Yokohama’s main shopping and tourist center is Minato Mirai 21 みなとみらい21, which means Future Port 21. Yokohama was turned into a main port city when Japan opened up to the world. Tokyo Bay is the main port and there are boats that carry passengers around the bay. On the bayside, there is a boat museum, the Nippon Maru 日本丸, and Cosmo World, an amusement park with a giant Cosmo Clock ferris wheel that lights up at night. Yokohama is in Kanagawa prefecture, and it is only about an hour away from Tokyo.
After we finished eating we went back to the Queen’s Square area for shopping. We spent a lot of time looking in the Queen’s Square Yokohama クイーンズスクエア横浜 and the Yokohama Landmark Tower 横浜ランドマークタワー, and there are so many shops I didn’t have the stamina to see them all. Since it was near Christmastime, there were Disney-themed Christmas trees in various locations around Tokyo and nearby areas. Cinderella was the theme in the Landmark Tower.
In Minato Mirai 21 there are a lot of high end shops, character shops, and goods shops that you can find many other places in Tokyo (Ikebukuro, Shinjuku, etc.). Don’t get me wrong, I think the shopping is fantastic and I enjoyed it immensely, but I wouldn’t make that the main focus of your trip to Yokohama. Personally, I think that the main draw of Yokohama is the international shopping. There are international goods and international restaurants with food from around the world. Why would you go to Japan and buy goods and food from other countries? you may ask. Because Japan does international in a very distinct way. The goods offered are of high quality and the food, although not always 100% authentic, is always delicious. Japan puts its own spin on everything from pasta to tacos, and it’s always amazing. Try mentaiko 明太子 (walleye pollack roe) on pasta, or whitewashed tacos with fresh shredded lettuce and a Corona. Minato Mirai 21 does the international port theme well.
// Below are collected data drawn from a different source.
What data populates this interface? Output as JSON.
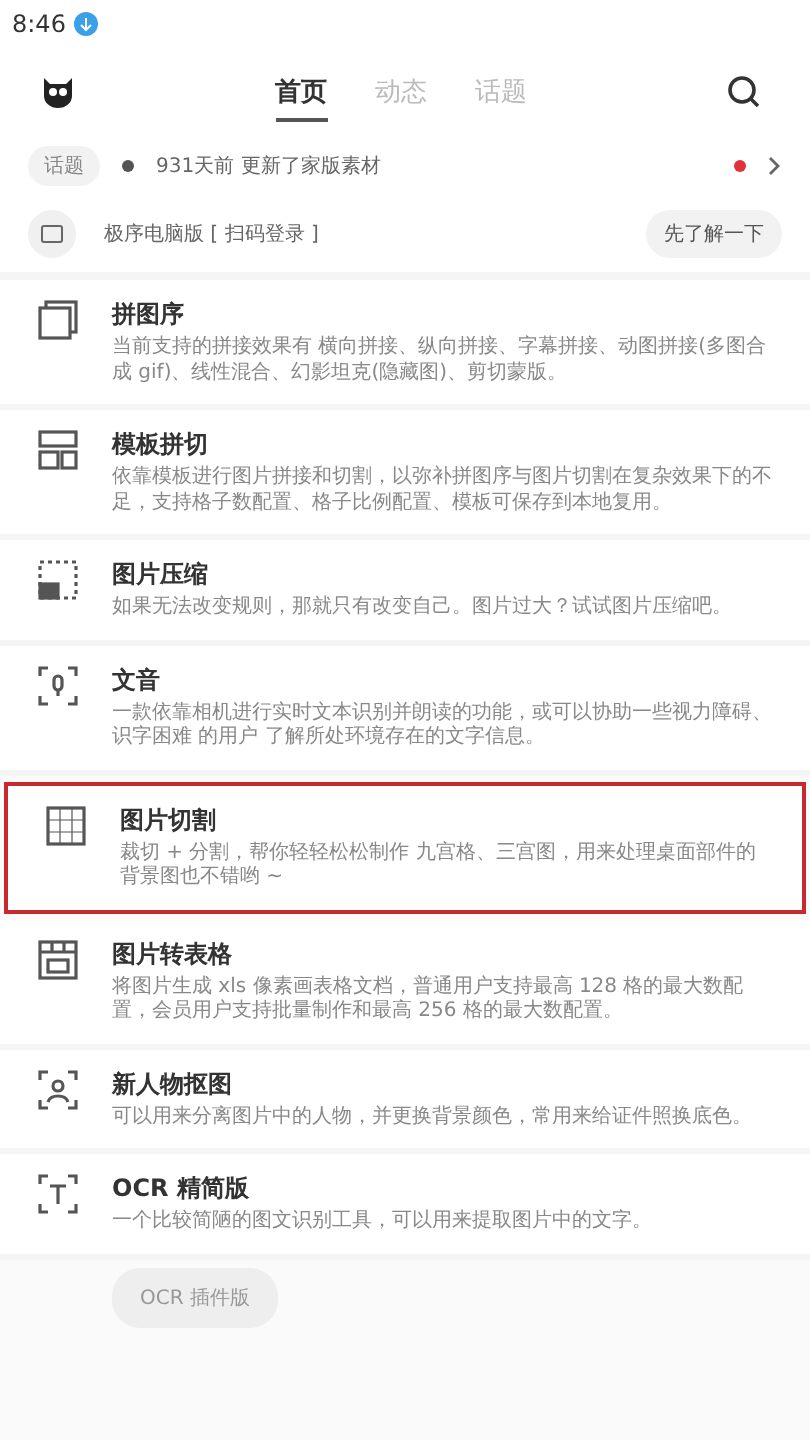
{
  "status_bar": {
    "time": "8:46"
  },
  "tabs": [
    {
      "label": "首页",
      "selected": true
    },
    {
      "label": "动态",
      "selected": false
    },
    {
      "label": "话题",
      "selected": false
    }
  ],
  "notice": {
    "tag": "话题",
    "text": "931天前 更新了家版素材",
    "unread": true
  },
  "pc_banner": {
    "text": "极序电脑版 [ 扫码登录 ]",
    "button": "先了解一下"
  },
  "tools": [
    {
      "kind": "stack",
      "title": "拼图序",
      "description": "当前支持的拼接效果有 横向拼接、纵向拼接、字幕拼接、动图拼接(多图合成 gif)、线性混合、幻影坦克(隐藏图)、剪切蒙版。",
      "selected": false
    },
    {
      "kind": "template",
      "title": "模板拼切",
      "description": "依靠模板进行图片拼接和切割，以弥补拼图序与图片切割在复杂效果下的不足，支持格子数配置、格子比例配置、模板可保存到本地复用。",
      "selected": false
    },
    {
      "kind": "compress",
      "title": "图片压缩",
      "description": "如果无法改变规则，那就只有改变自己。图片过大？试试图片压缩吧。",
      "selected": false
    },
    {
      "kind": "voice",
      "title": "文音",
      "description": "一款依靠相机进行实时文本识别并朗读的功能，或可以协助一些视力障碍、识字困难 的用户 了解所处环境存在的文字信息。",
      "selected": false
    },
    {
      "kind": "grid",
      "title": "图片切割",
      "description": "裁切 + 分割，帮你轻轻松松制作 九宫格、三宫图，用来处理桌面部件的背景图也不错哟 ~",
      "selected": true
    },
    {
      "kind": "table",
      "title": "图片转表格",
      "description": "将图片生成 xls 像素画表格文档，普通用户支持最高 128 格的最大数配置，会员用户支持批量制作和最高 256 格的最大数配置。",
      "selected": false
    },
    {
      "kind": "person",
      "title": "新人物抠图",
      "description": "可以用来分离图片中的人物，并更换背景颜色，常用来给证件照换底色。",
      "selected": false
    },
    {
      "kind": "ocr",
      "title": "OCR 精简版",
      "description": "一个比较简陋的图文识别工具，可以用来提取图片中的文字。",
      "selected": false
    }
  ],
  "plugin_button": "OCR 插件版"
}
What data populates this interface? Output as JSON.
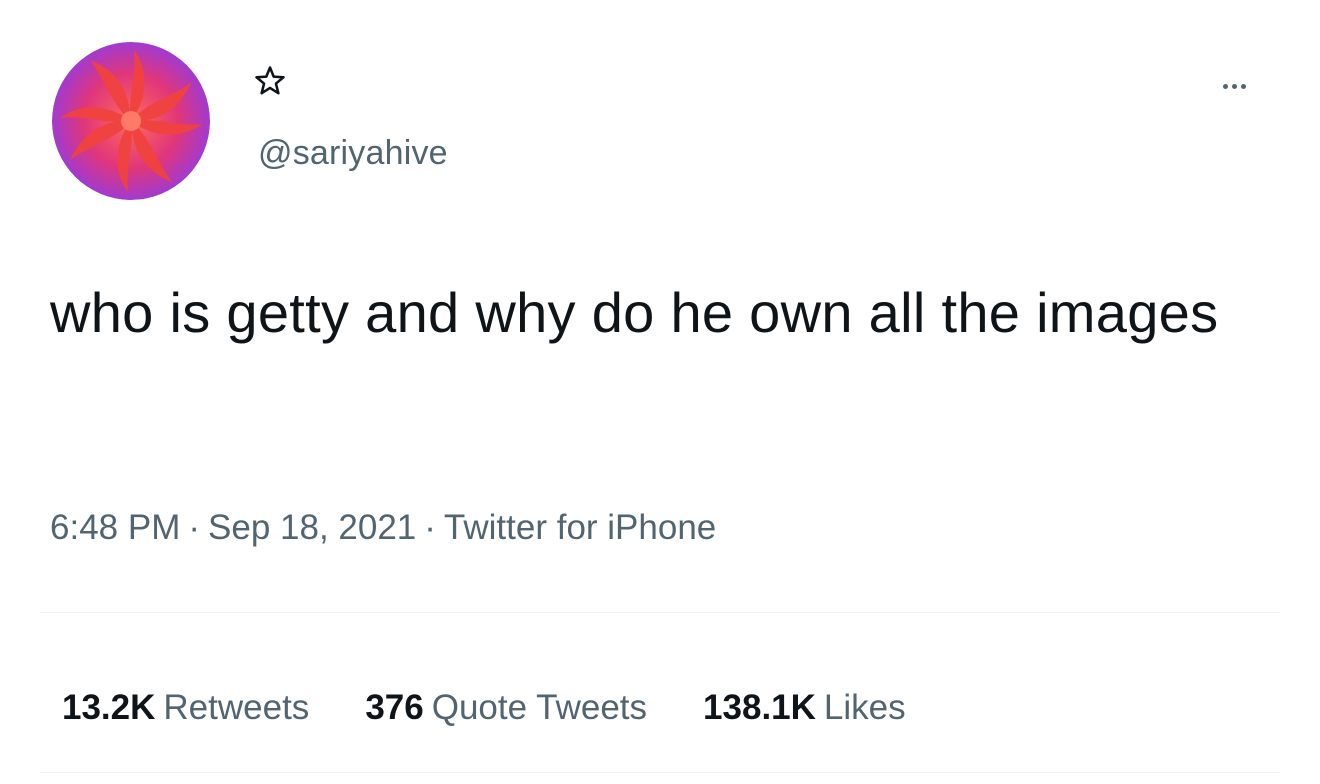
{
  "tweet": {
    "handle": "@sariyahive",
    "text": "who is getty and why do he own all the images",
    "time": "6:48 PM",
    "date": "Sep 18, 2021",
    "source": "Twitter for iPhone",
    "separator": "·"
  },
  "stats": {
    "retweets": {
      "count": "13.2K",
      "label": "Retweets"
    },
    "quote_tweets": {
      "count": "376",
      "label": "Quote Tweets"
    },
    "likes": {
      "count": "138.1K",
      "label": "Likes"
    }
  },
  "icons": {
    "avatar": "swirl-avatar",
    "name_badge": "star-icon",
    "more": "more-options-icon"
  },
  "colors": {
    "text_primary": "#0f1419",
    "text_secondary": "#536471",
    "avatar_red": "#f0433f",
    "avatar_purple": "#a63ad6",
    "avatar_pink": "#ff5f8a"
  }
}
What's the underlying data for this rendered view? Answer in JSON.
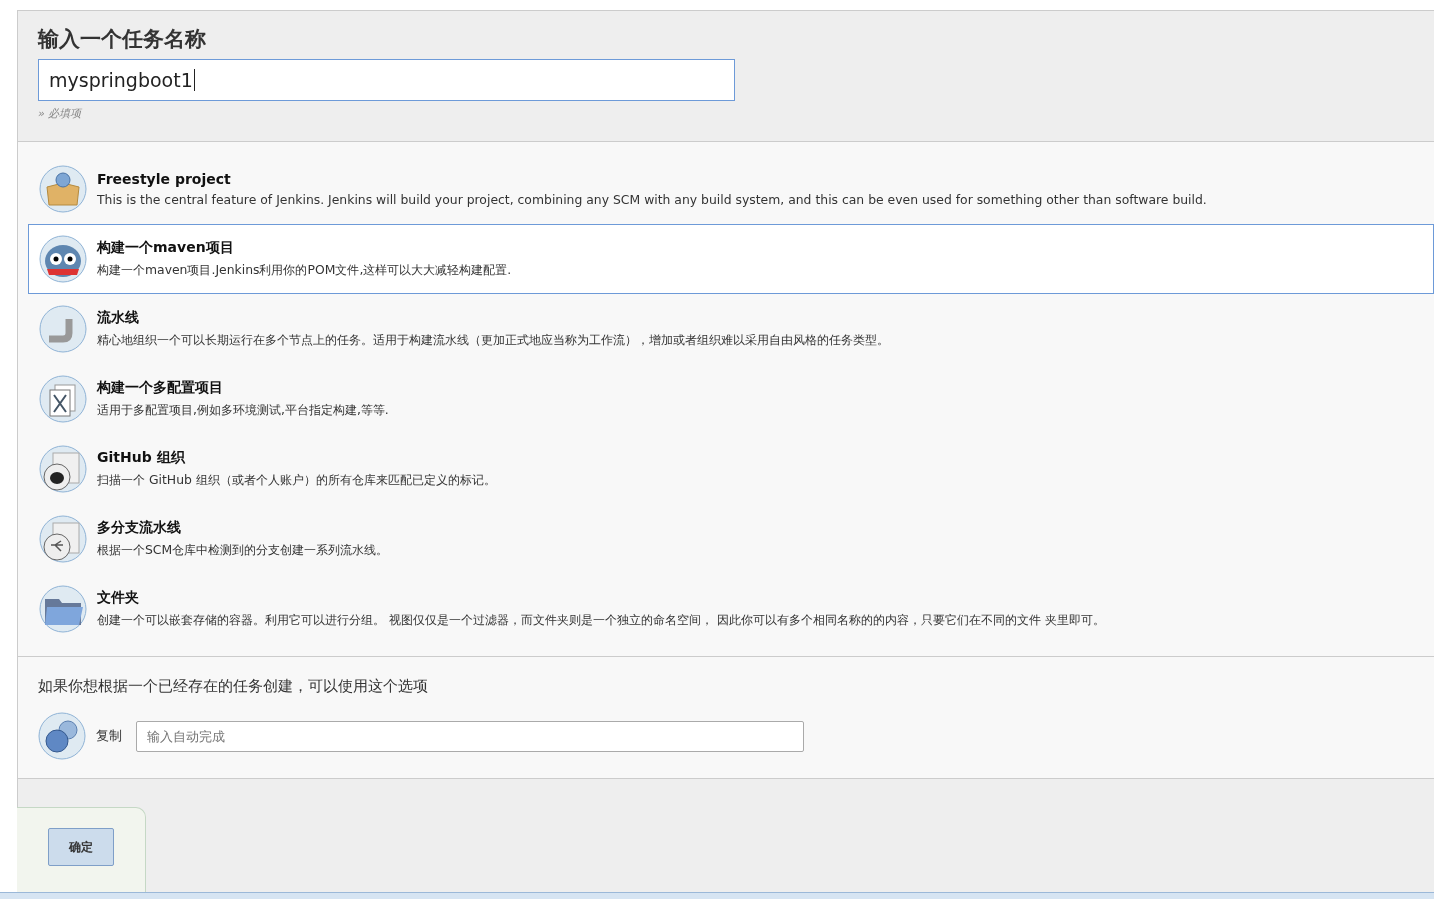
{
  "name_section": {
    "heading": "输入一个任务名称",
    "value": "myspringboot1",
    "hint": "» 必填项"
  },
  "item_types": [
    {
      "kind": "freestyle",
      "title": "Freestyle project",
      "description": "This is the central feature of Jenkins. Jenkins will build your project, combining any SCM with any build system, and this can be even used for something other than software build.",
      "selected": false
    },
    {
      "kind": "maven",
      "title": "构建一个maven项目",
      "description": "构建一个maven项目.Jenkins利用你的POM文件,这样可以大大减轻构建配置.",
      "selected": true
    },
    {
      "kind": "pipeline",
      "title": "流水线",
      "description": "精心地组织一个可以长期运行在多个节点上的任务。适用于构建流水线（更加正式地应当称为工作流），增加或者组织难以采用自由风格的任务类型。",
      "selected": false
    },
    {
      "kind": "matrix",
      "title": "构建一个多配置项目",
      "description": "适用于多配置项目,例如多环境测试,平台指定构建,等等.",
      "selected": false
    },
    {
      "kind": "github",
      "title": "GitHub 组织",
      "description": "扫描一个 GitHub 组织（或者个人账户）的所有仓库来匹配已定义的标记。",
      "selected": false
    },
    {
      "kind": "multibranch",
      "title": "多分支流水线",
      "description": "根据一个SCM仓库中检测到的分支创建一系列流水线。",
      "selected": false
    },
    {
      "kind": "folder",
      "title": "文件夹",
      "description": "创建一个可以嵌套存储的容器。利用它可以进行分组。 视图仅仅是一个过滤器，而文件夹则是一个独立的命名空间， 因此你可以有多个相同名称的的内容，只要它们在不同的文件 夹里即可。",
      "selected": false
    }
  ],
  "copy_section": {
    "text": "如果你想根据一个已经存在的任务创建，可以使用这个选项",
    "label": "复制",
    "placeholder": "输入自动完成"
  },
  "ok_button": "确定"
}
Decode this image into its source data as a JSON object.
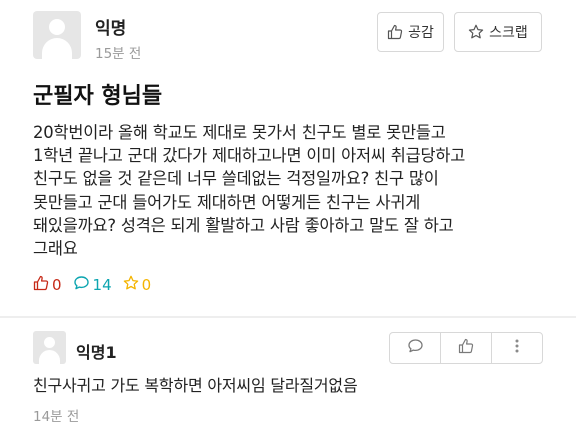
{
  "post": {
    "author": "익명",
    "time": "15분 전",
    "like_label": "공감",
    "scrap_label": "스크랩",
    "title": "군필자 형님들",
    "body": "20학번이라 올해 학교도 제대로 못가서 친구도 별로 못만들고\n1학년 끝나고 군대 갔다가 제대하고나면 이미 아저씨 취급당하고\n친구도 없을 것 같은데 너무 쓸데없는 걱정일까요? 친구 많이\n못만들고 군대 들어가도 제대하면 어떻게든 친구는 사귀게\n돼있을까요? 성격은 되게 활발하고 사람 좋아하고 말도 잘 하고\n그래요",
    "stats": {
      "likes": "0",
      "comments": "14",
      "scraps": "0"
    }
  },
  "comment": {
    "author": "익명1",
    "text": "친구사귀고 가도 복학하면 아저씨임 달라질거없음",
    "time": "14분 전"
  },
  "colors": {
    "like": "#c62917",
    "comment": "#0ca5b0",
    "scrap": "#f4b400",
    "meta": "#9a9a9a"
  }
}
One other main attraction in Yokohama that I particularly enjoy is the Chinatown 中華街. This is Chinatown done Japanese-style. Chinese food is very common in Japan, but in Yokohama all types are consolidated into one area. I particularly recommend the dim sum. There are also many shops with Chinese goods, foodstuffs, and souvenirs. This is the largest Chinatown in Asia!
In Yokohama, there are so many places to go and so many things to see that doing the tourist thing really wears you out! If you’re not up for a lot of walking, or if you want to take it easy, I suggest picking just a few places to visit and just a few stores to shop in. You can look up the stores in each place online and find the ones that meet your needs for clothes, home goods, kids shopping, and restaurants.
Have you been to Yokohama’s Minato Mirai 21 or Chinatown? What are your favorite places to visit there?